There was nothing more to explain, and when one is newly betrothed, one finds other uses for one's lips. But there was a scurry in the passage and a pounding at the panels. At the crash of my arrival the old folk had rushed to the cellar to see if the great cider cask had toppled off the trestles, but now they were back and eager for admittance. I flung open the door, and stood with Marie's hand in mine.

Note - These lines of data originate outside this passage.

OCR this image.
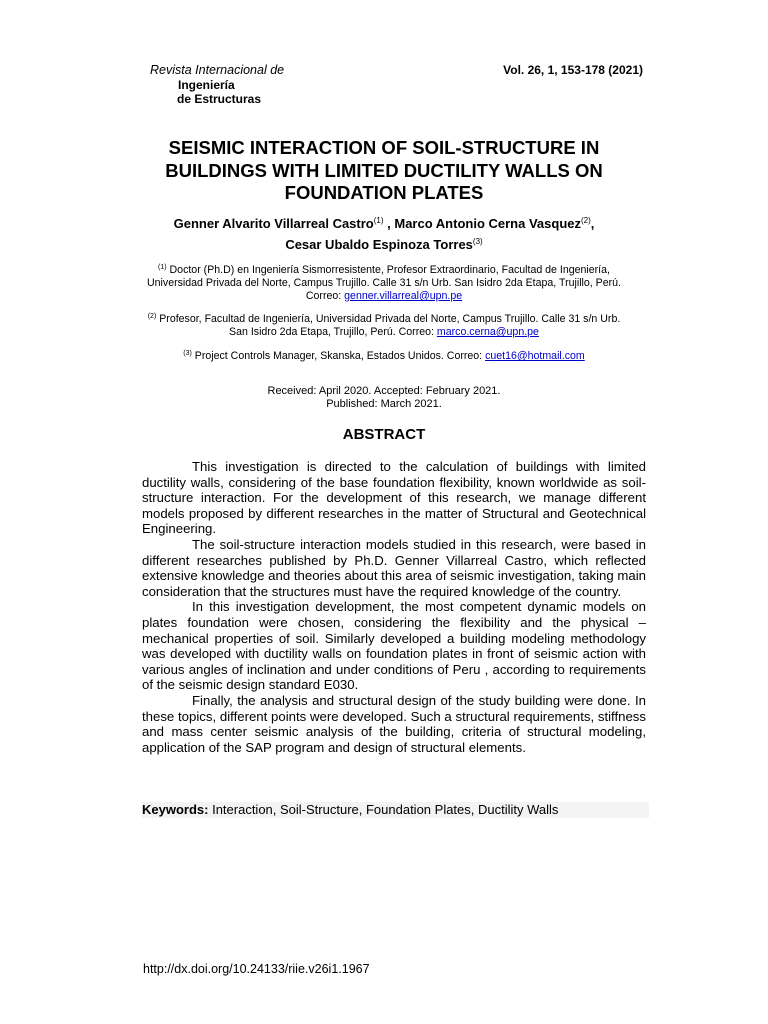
Revista Internacional de
Ingeniería
de Estructuras
Vol. 26, 1, 153-178 (2021)
SEISMIC INTERACTION OF SOIL-STRUCTURE IN BUILDINGS WITH LIMITED DUCTILITY WALLS ON FOUNDATION PLATES
Genner Alvarito Villarreal Castro$^{(1)}$ , Marco Antonio Cerna Vasquez$^{(2)}$,
Cesar Ubaldo Espinoza Torres$^{(3)}$
$^{(1)}$ Doctor (Ph.D) en Ingeniería Sismorresistente, Profesor Extraordinario, Facultad de Ingeniería, Universidad Privada del Norte, Campus Trujillo. Calle 31 s/n Urb. San Isidro 2da Etapa, Trujillo, Perú. Correo: genner.villarreal@upn.pe
$^{(2)}$ Profesor, Facultad de Ingeniería, Universidad Privada del Norte, Campus Trujillo. Calle 31 s/n Urb. San Isidro 2da Etapa, Trujillo, Perú. Correo: marco.cerna@upn.pe
$^{(3)}$ Project Controls Manager, Skanska, Estados Unidos. Correo: cuet16@hotmail.com
Received: April 2020. Accepted: February 2021.
Published: March 2021.
ABSTRACT

This investigation is directed to the calculation of buildings with limited ductility walls, considering of the base foundation flexibility, known worldwide as soil- structure interaction. For the development of this research, we manage different models proposed by different researches in the matter of Structural and Geotechnical Engineering.

The soil-structure interaction models studied in this research, were based in different researches published by Ph.D. Genner Villarreal Castro, which reflected extensive knowledge and theories about this area of seismic investigation, taking main consideration that the structures must have the required knowledge of the country.

In this investigation development, the most competent dynamic models on plates foundation were chosen, considering the flexibility and the physical – mechanical properties of soil. Similarly developed a building modeling methodology was developed with ductility walls on foundation plates in front of seismic action with various angles of inclination and under conditions of Peru , according to requirements of the seismic design standard E030.

Finally, the analysis and structural design of the study building were done. In these topics, different points were developed. Such a structural requirements, stiffness and mass center seismic analysis of the building, criteria of structural modeling, application of the SAP program and design of structural elements.

Keywords: Interaction, Soil-Structure, Foundation Plates, Ductility Walls
http://dx.doi.org/10.24133/riie.v26i1.1967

"Behold your son!" I said.

Ah, the joy which I had brought to that humble household! It warms my heart still when I think of it. It did not seem too strange to them that I should fly in through the window, for who should be a hot-headed suitor if it is not a gallant Hussar? And if the door be locked, then what way is there but the window? Once more we assembled all four in the parlour, while the cobwebbed bottle was brought up and the ancient glories of the House of Ravon were unrolled before me. Once more I see the heavy-raftered room, the two old smiling faces, the golden circle of the lamp-light, and she, my Marie, the bride of my youth, won so strangely, and kept for so short a time.

It was late when we parted. The old man came with me into the hall.

"You can go by the front door or the back," said he. "The back way is the shorter."

"I think that I will take the front way," I answered. "It may be a bit longer, but it will give me the more time to think of Marie."